Menyoal Penyempitan Doktrin Fiksasi Dalam UU Hak Cipta Terbaru
Kolom

Menyoal Penyempitan Doktrin Fiksasi Dalam UU Hak Cipta Terbaru

Fiksasi dalam RUU Hak Cipta hanya mencakup dua jenis ciptaan yaitu rekaman suara dan rekaman gambar. Padahal doktrin Fiksasi itu tidak terbatas hanya pada dua jenis ciptaan itu.

Bacaan 2 Menit
Risa Amrikasari. Foto: ipasinstitute.com
Risa Amrikasari. Foto: ipasinstitute.com

DPR telah mengesahkan RUU Hak Cipta pada tanggal 16 September 2014 yang terkesan lebih “penuh” karena di dalamnya mengatur hal-hal yang memang belum sepenuhnya dipahami secara mudah oleh sebagian besar masyarakat Indonesia. RUU Hak Cipta yang baru disahkan ini tentunya diharapkan akan dapat memberikan aturan yang lebih jelas mengenai penerapan hukum hak cipta di negara kita.

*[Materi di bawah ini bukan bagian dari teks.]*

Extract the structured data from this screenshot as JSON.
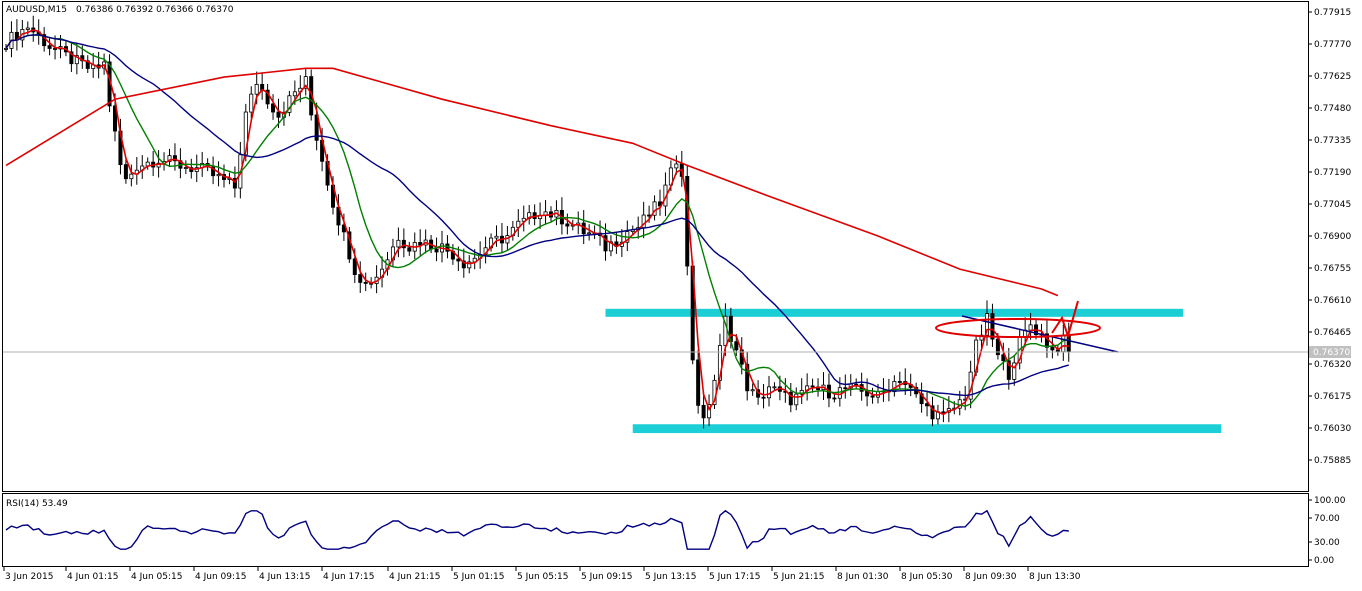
{
  "header": {
    "symbol": "AUDUSD,M15",
    "quote": "0.76386 0.76392 0.76366 0.76370"
  },
  "price_axis": {
    "ticks": [
      "0.77915",
      "0.77770",
      "0.77625",
      "0.77480",
      "0.77335",
      "0.77190",
      "0.77045",
      "0.76900",
      "0.76755",
      "0.76610",
      "0.76465",
      "0.76320",
      "0.76175",
      "0.76030",
      "0.75885"
    ],
    "current_price_label": "0.76370"
  },
  "rsi": {
    "label": "RSI(14) 53.49",
    "ticks": [
      "100.00",
      "70.00",
      "30.00",
      "0.00"
    ]
  },
  "time_axis": {
    "ticks": [
      "3 Jun 2015",
      "4 Jun 01:15",
      "4 Jun 05:15",
      "4 Jun 09:15",
      "4 Jun 13:15",
      "4 Jun 17:15",
      "4 Jun 21:15",
      "5 Jun 01:15",
      "5 Jun 05:15",
      "5 Jun 09:15",
      "5 Jun 13:15",
      "5 Jun 17:15",
      "5 Jun 21:15",
      "8 Jun 01:30",
      "8 Jun 05:30",
      "8 Jun 09:30",
      "8 Jun 13:30"
    ]
  },
  "colors": {
    "bull_candle": "#ffffff",
    "bear_candle": "#000000",
    "ma_fast": "#e00000",
    "ma_mid": "#008000",
    "ma_slow": "#000080",
    "ma_long": "#e00000",
    "zone": "#1ccfd6",
    "rsi_line": "#000080"
  },
  "chart_data": {
    "type": "candlestick",
    "symbol": "AUDUSD",
    "timeframe": "M15",
    "ylim": [
      0.758,
      0.78
    ],
    "close_path": [
      [
        0,
        0.7778
      ],
      [
        4,
        0.7785
      ],
      [
        8,
        0.7776
      ],
      [
        12,
        0.777
      ],
      [
        16,
        0.7765
      ],
      [
        18,
        0.7768
      ],
      [
        19,
        0.775
      ],
      [
        21,
        0.7722
      ],
      [
        22,
        0.7715
      ],
      [
        24,
        0.7722
      ],
      [
        28,
        0.7725
      ],
      [
        32,
        0.7722
      ],
      [
        36,
        0.772
      ],
      [
        40,
        0.7715
      ],
      [
        42,
        0.7712
      ],
      [
        44,
        0.7745
      ],
      [
        46,
        0.776
      ],
      [
        48,
        0.7752
      ],
      [
        50,
        0.7745
      ],
      [
        53,
        0.7755
      ],
      [
        55,
        0.776
      ],
      [
        56,
        0.7745
      ],
      [
        58,
        0.7725
      ],
      [
        60,
        0.7705
      ],
      [
        62,
        0.769
      ],
      [
        64,
        0.7675
      ],
      [
        66,
        0.7668
      ],
      [
        68,
        0.7672
      ],
      [
        70,
        0.768
      ],
      [
        72,
        0.769
      ],
      [
        74,
        0.7685
      ],
      [
        76,
        0.7688
      ],
      [
        78,
        0.7686
      ],
      [
        80,
        0.7685
      ],
      [
        82,
        0.7682
      ],
      [
        84,
        0.7678
      ],
      [
        86,
        0.768
      ],
      [
        88,
        0.7685
      ],
      [
        90,
        0.7688
      ],
      [
        92,
        0.769
      ],
      [
        94,
        0.7695
      ],
      [
        96,
        0.7698
      ],
      [
        98,
        0.7702
      ],
      [
        100,
        0.77
      ],
      [
        102,
        0.7698
      ],
      [
        104,
        0.7695
      ],
      [
        106,
        0.7692
      ],
      [
        108,
        0.769
      ],
      [
        110,
        0.7685
      ],
      [
        112,
        0.7688
      ],
      [
        114,
        0.7692
      ],
      [
        116,
        0.7694
      ],
      [
        118,
        0.77
      ],
      [
        120,
        0.7705
      ],
      [
        122,
        0.7718
      ],
      [
        123,
        0.7725
      ],
      [
        124,
        0.772
      ],
      [
        125,
        0.7675
      ],
      [
        126,
        0.7635
      ],
      [
        127,
        0.7615
      ],
      [
        128,
        0.7605
      ],
      [
        130,
        0.7625
      ],
      [
        132,
        0.7652
      ],
      [
        134,
        0.7638
      ],
      [
        136,
        0.7622
      ],
      [
        138,
        0.7615
      ],
      [
        140,
        0.7622
      ],
      [
        142,
        0.7618
      ],
      [
        144,
        0.7616
      ],
      [
        146,
        0.7618
      ],
      [
        148,
        0.7621
      ],
      [
        150,
        0.762
      ],
      [
        152,
        0.7619
      ],
      [
        154,
        0.7621
      ],
      [
        156,
        0.762
      ],
      [
        158,
        0.7619
      ],
      [
        160,
        0.7617
      ],
      [
        162,
        0.7622
      ],
      [
        164,
        0.7626
      ],
      [
        166,
        0.762
      ],
      [
        168,
        0.7614
      ],
      [
        170,
        0.761
      ],
      [
        172,
        0.7608
      ],
      [
        174,
        0.7612
      ],
      [
        176,
        0.7618
      ],
      [
        178,
        0.764
      ],
      [
        180,
        0.7652
      ],
      [
        182,
        0.7635
      ],
      [
        184,
        0.7628
      ],
      [
        186,
        0.7642
      ],
      [
        188,
        0.765
      ],
      [
        190,
        0.7645
      ],
      [
        192,
        0.7638
      ],
      [
        194,
        0.7642
      ],
      [
        195,
        0.7637
      ]
    ],
    "zones": [
      {
        "from_bar": 110,
        "to_bar": 216,
        "low": 0.76535,
        "high": 0.7657
      },
      {
        "from_bar": 115,
        "to_bar": 223,
        "low": 0.76007,
        "high": 0.76047
      }
    ]
  }
}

Saya tertarik untuk membaca lebih dalam dan menemukan bahwa memang pada beberapa bagian, kelihatannya RUU Hak Cipta “berusaha keras” untuk memenuhi harapan para pihak yang berkepentingan mempergunakannya untuk mendapatkan kepastian hukum melalui Undang-undang yang baru. Tapi pada tulisan kali ini saya hanya ingin membahas sedikit saja mengenai hal baru yang dimunculkan oleh RUU Hak Cipta, yaitu Fiksasi.

Pada Pasal 1 butir (13) dinyatakan Fiksasi adalah perekaman suara yang dapat didengar, perekaman gambar atau keduanya, yang dapat dilihat, didengar, digandakan, atau dikomunikasikan melalui perangkat apapun.

Saya mencoba mencari dalam bagian Penjelasan. Tidak ada keterangan tambahan pada Penjelasan. Jadi mari kita coba uraikan pengertian FIKSASI berdasarkan definisi di atas.
-Perekaman suara yang dapat didengar,
-Perekaman gambar atau keduanya (artinya suara + gambar) yang dapat dilihat, didengar, digandakan, atau dikomunikasikan melalui perangkat apapun.

Sampai di sini yang dapat saya tangkap dari uraian definisi di atas adalah bahwa Fiksasi hanya mencakup dua jenis Ciptaan di atas, yaitu rekaman suara dan rekaman gambar. Ada masalah di sini, padahal doktrin Fiksasi itu tidak terbatas hanya pada apa yang dicantumkan dalam definisi Fiksasi yang diatur dalam RUU Hak Cipta.

Doktrin Fiksasi Sebagai Prinsip Utama Dalam Perlindungan Hak Cipta
Manusia dikaruniai kemampuan berpikir untuk melahirkan ide-ide kreatif yang bermanfaat bagi kelangsungan hidupnya. Ide-ide tersebut diwujudkan dalam bentuk ekspresi yang memungkinkan pemilik ide ataupun orang lain dapat menikmati manfaatnya.

Bicara mengenai ide, Plato dan John Locke adalah dua orang yang sangat terkenal dengan diskusi dan pandangan mereka mengenai IDE. Keduanya memiliki pandangan yang saling bertentangan. Plato beranggapan bahwa dunia nyata adalah ilusi dari akal sehat, oleh karenanya ia beranggapan dunia nyata adalah ranah ide. Sedangkan John Locke berpendapat bahwa ide adalah pikiran seseorang yang dapat dipergunakan oleh orang lain secara berulang-ulang.